Rechtsextreme in der Bundeswehr: Der MAD findet einen Identitären
Mindestens ein Bundeswehrangehöriger muss wegen Nähe zur Identitären Bewegung wohl gehen. 25 Fälle werden aktuell noch geprüft.
Der Militärische Abschirmdienst (MAD) der Bundeswehr prüft aktuell 25 Fälle von Bundeswehrangehörigen, die in Verbindung zur rechtsextremen Identitären Bewegung stehen. In 16 weiteren Fällen hat er im laufenden Jahr seine Prüfungen abgeschlossen. Das Ergebnis: Mindestens eine Person muss die Bundeswehr wahrscheinlich verlassen. Die Zahlen, die der taz vorliegen, gehen aus der Antwort des Verteidigungsministeriums auf eine Frage der Grünen-Abgeordneten Agnieszka Brugger hervor.

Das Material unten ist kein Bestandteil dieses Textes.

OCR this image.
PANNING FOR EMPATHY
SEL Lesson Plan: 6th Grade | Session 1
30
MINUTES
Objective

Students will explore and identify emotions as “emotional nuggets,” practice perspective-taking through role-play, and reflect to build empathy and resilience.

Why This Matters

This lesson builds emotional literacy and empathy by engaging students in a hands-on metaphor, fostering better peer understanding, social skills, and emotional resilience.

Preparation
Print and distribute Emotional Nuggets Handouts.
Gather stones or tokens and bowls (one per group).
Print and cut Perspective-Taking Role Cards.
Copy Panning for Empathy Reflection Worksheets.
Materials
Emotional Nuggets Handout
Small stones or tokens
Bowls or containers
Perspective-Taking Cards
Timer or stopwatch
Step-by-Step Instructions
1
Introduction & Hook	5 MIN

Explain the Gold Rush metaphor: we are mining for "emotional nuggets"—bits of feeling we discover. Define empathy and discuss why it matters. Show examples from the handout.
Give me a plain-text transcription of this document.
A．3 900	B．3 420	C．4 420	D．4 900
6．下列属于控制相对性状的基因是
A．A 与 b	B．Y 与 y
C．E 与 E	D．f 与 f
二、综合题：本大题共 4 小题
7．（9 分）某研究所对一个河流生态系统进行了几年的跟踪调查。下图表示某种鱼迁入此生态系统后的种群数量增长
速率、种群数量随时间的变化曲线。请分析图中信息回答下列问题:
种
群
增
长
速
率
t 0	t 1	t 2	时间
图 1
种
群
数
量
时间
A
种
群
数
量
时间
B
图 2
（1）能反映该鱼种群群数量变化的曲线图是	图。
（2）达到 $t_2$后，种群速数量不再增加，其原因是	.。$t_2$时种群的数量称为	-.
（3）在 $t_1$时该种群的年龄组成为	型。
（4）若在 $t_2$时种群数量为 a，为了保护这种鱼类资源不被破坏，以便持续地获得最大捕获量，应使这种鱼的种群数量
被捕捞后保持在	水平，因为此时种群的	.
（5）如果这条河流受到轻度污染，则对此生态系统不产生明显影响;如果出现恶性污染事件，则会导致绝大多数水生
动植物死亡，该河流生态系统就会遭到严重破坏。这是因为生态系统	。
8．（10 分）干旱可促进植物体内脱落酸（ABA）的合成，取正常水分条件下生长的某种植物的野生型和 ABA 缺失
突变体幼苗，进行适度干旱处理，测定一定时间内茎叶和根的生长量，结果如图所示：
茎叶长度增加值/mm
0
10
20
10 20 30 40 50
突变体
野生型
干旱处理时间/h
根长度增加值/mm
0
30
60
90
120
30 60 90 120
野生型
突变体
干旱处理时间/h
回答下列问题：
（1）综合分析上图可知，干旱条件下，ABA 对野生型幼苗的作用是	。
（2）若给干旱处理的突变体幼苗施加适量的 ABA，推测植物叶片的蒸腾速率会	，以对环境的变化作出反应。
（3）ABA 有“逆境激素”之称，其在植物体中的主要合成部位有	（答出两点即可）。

Von 16 Personen stufte der Militärnachrichtendienst demnach eine Person eindeutig als „Extremist in der Bundeswehr“ und neun als „Verdachtspersonen mit Erkenntnissen“ ein. In den sechs restlichen Fällen sieht der MAD den Verdacht als „nicht mehr begründet“ an. Zu den Kategorien und ihren Abstufungen gibt es bislang keine öffentlich zugängliche Definition des Ministeriums. Gemeinhin versucht die Bundeswehr aber, als Extremisten eingestufte Personen loszuwerden, was je nach Dienstverhältnis mal schneller und mal weniger schnell klappt. Bei „Verdachtspersonen mit Konsequenzen“ entscheidet die Bundeswehr jeweils im Einzelfall über die Folgen.
Abgefragt hat Brugger auch die Zahl der Reichsbürger in der Bundeswehr. Hier bearbeitet der MAD laut Ministerium derzeit 34 Verdachtsfälle, 13 Fälle hat er im laufenden Jahr abgeschlossen. Klar als Extremisten eingestuft hat der Nachrichtendienst keine der betroffenen Personen, als „Verdachtsperson mit Erkenntnissen“ nur zwei.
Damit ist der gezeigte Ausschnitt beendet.